Planned developments for the Dashboard include an application programming interface (API) and access to a suite of web services. Programmatic access will allow third parties to investigate and interrogate the data within the database for their own known unknown analyses. Within an investigation of observed chemical features, a user could include ChemSpider for expansive coverage, the Dashboard for focused high-quality data, and even more focused resources like FOR-IDENT (http://for-ident.hswt.de/) [23] for water-specific analyses, among others. Additional capabilities within the API will enable the user to access and incorporate algorithmically generated mass spectral fragmentation resources and metabolite databases for known unknown chemical identification (including spectral library resources like MassBank [24] and mzcloud [25], in silico fragmentation resources like MetFrag [12, 26], and metabolite databases such as Metlin [27]).
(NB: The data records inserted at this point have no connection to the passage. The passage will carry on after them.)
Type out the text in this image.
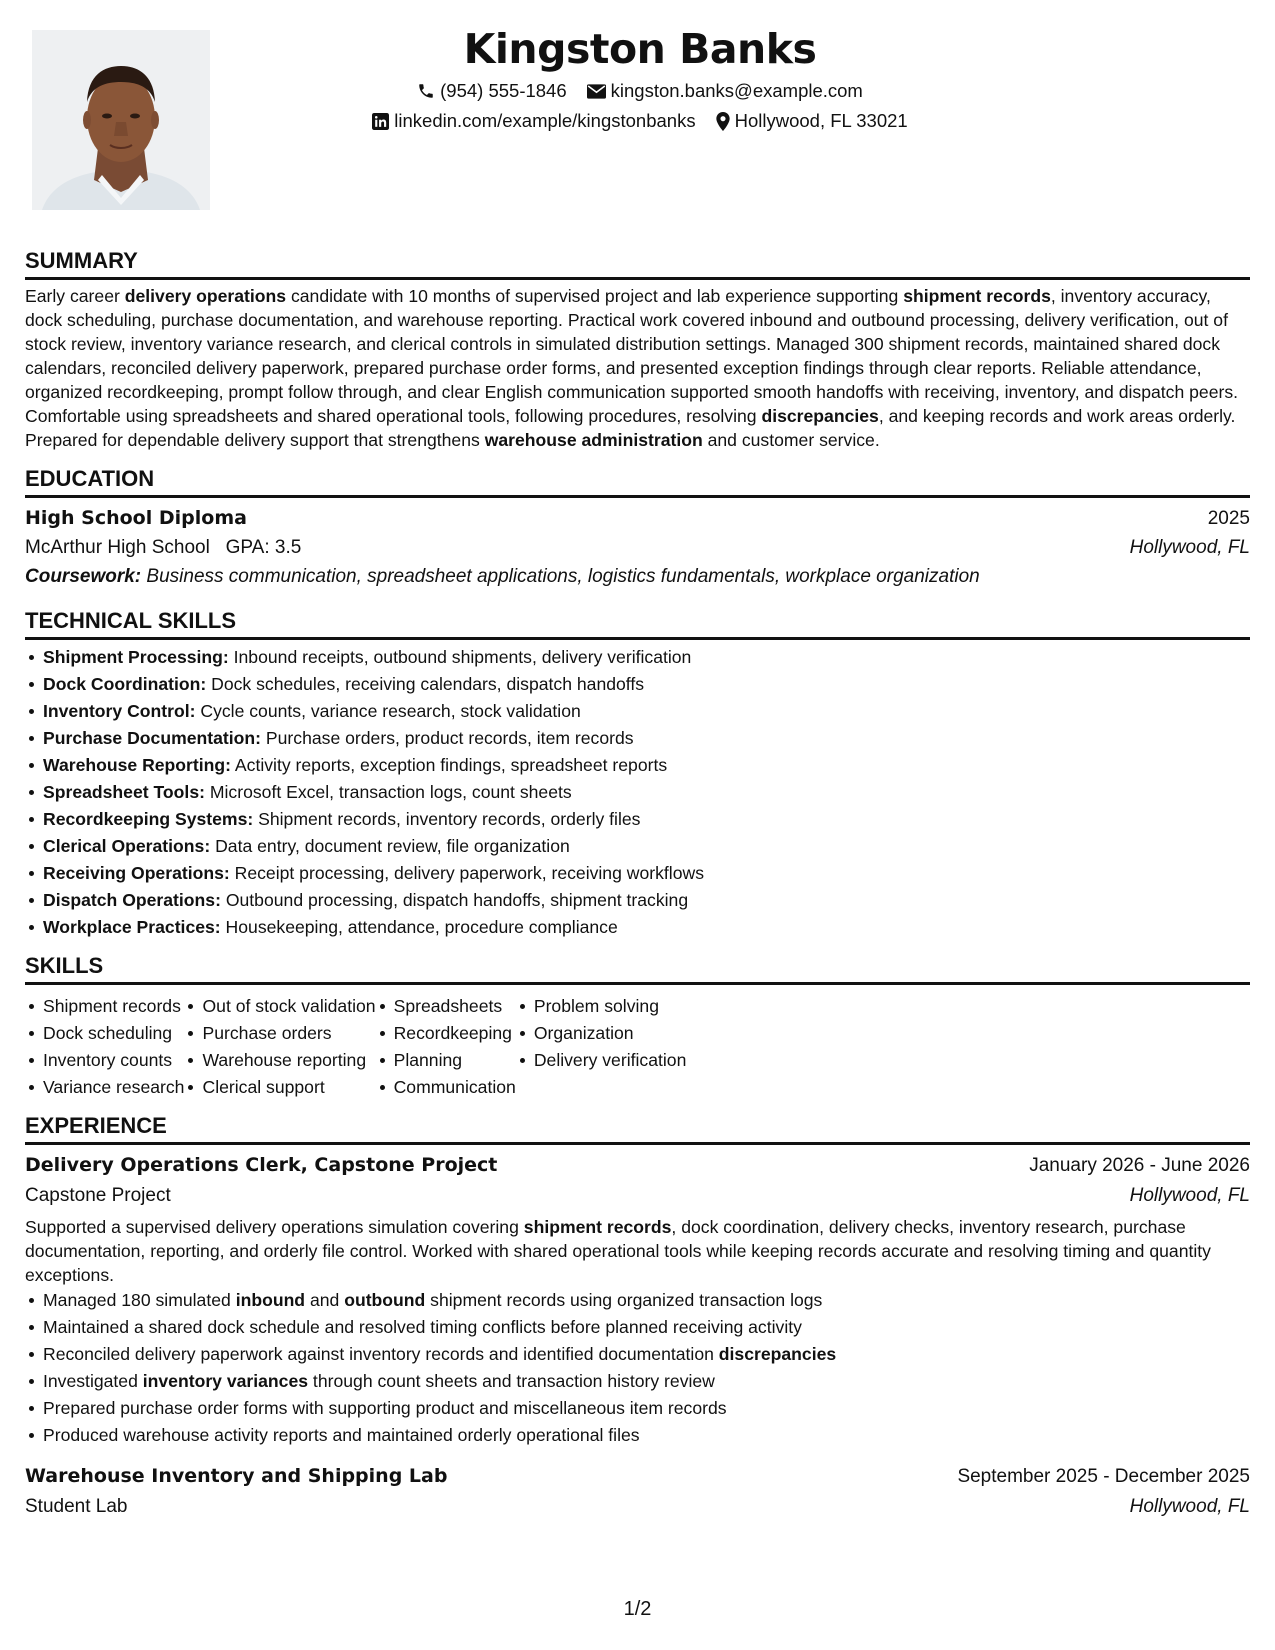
Kingston Banks
(954) 555-1846 kingston.banks@example.com
linkedin.com/example/kingstonbanks Hollywood, FL 33021
SUMMARY
Early career delivery operations candidate with 10 months of supervised project and lab experience supporting shipment records, inventory accuracy, dock scheduling, purchase documentation, and warehouse reporting. Practical work covered inbound and outbound processing, delivery verification, out of stock review, inventory variance research, and clerical controls in simulated distribution settings. Managed 300 shipment records, maintained shared dock calendars, reconciled delivery paperwork, prepared purchase order forms, and presented exception findings through clear reports. Reliable attendance, organized recordkeeping, prompt follow through, and clear English communication supported smooth handoffs with receiving, inventory, and dispatch peers. Comfortable using spreadsheets and shared operational tools, following procedures, resolving discrepancies, and keeping records and work areas orderly. Prepared for dependable delivery support that strengthens warehouse administration and customer service.
EDUCATION
High School Diploma	2025
McArthur High School GPA: 3.5	Hollywood, FL
Coursework: Business communication, spreadsheet applications, logistics fundamentals, workplace organization
TECHNICAL SKILLS
Shipment Processing: Inbound receipts, outbound shipments, delivery verification
Dock Coordination: Dock schedules, receiving calendars, dispatch handoffs
Inventory Control: Cycle counts, variance research, stock validation
Purchase Documentation: Purchase orders, product records, item records
Warehouse Reporting: Activity reports, exception findings, spreadsheet reports
Spreadsheet Tools: Microsoft Excel, transaction logs, count sheets
Recordkeeping Systems: Shipment records, inventory records, orderly files
Clerical Operations: Data entry, document review, file organization
Receiving Operations: Receipt processing, delivery paperwork, receiving workflows
Dispatch Operations: Outbound processing, dispatch handoffs, shipment tracking
Workplace Practices: Housekeeping, attendance, procedure compliance
SKILLS
Shipment records
Dock scheduling
Inventory counts
Variance research
Out of stock validation
Purchase orders
Warehouse reporting
Clerical support
Spreadsheets
Recordkeeping
Planning
Communication
Problem solving
Organization
Delivery verification
EXPERIENCE
Delivery Operations Clerk, Capstone Project	January 2026 - June 2026
Capstone Project	Hollywood, FL
Supported a supervised delivery operations simulation covering shipment records, dock coordination, delivery checks, inventory research, purchase documentation, reporting, and orderly file control. Worked with shared operational tools while keeping records accurate and resolving timing and quantity exceptions.
Managed 180 simulated inbound and outbound shipment records using organized transaction logs
Maintained a shared dock schedule and resolved timing conflicts before planned receiving activity
Reconciled delivery paperwork against inventory records and identified documentation discrepancies
Investigated inventory variances through count sheets and transaction history review
Prepared purchase order forms with supporting product and miscellaneous item records
Produced warehouse activity reports and maintained orderly operational files
Warehouse Inventory and Shipping Lab	September 2025 - December 2025
Student Lab	Hollywood, FL
1/2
Chemical metabolites and degradants in environmental media present a difficult problem from an identification perspective. Using the Dashboard to identify known unknowns in the workflow presented here does not include an avenue for metabolites or fragments. However, linking the Dashboard via web services to the open resources available for algorithmically generated metabolites and mass spectra can advance chemical identification in NTA through structure elucidation and metabolite identification.

Conclusions

The Dashboard is a highly curated freely available online reference database that is an effective investigative tool for the identification of known unknowns. Comparisons with the ChemSpider database, a primary database for mass spectrometrists to utilize for structure identification purposes, show better performance overall for the test sets reported here. Expanding the data, functionality and access to support projects within the EPA, and in the scientific community as a whole, will further demonstrate its utility for risk analysis and general chemical identification both as part of larger, more developed workflows and as a stand-alone investigative tool. Future research on expanded utility employing further chemical identification mechanisms will advance the field of NTA and chemical identification in a public arena for widespread use.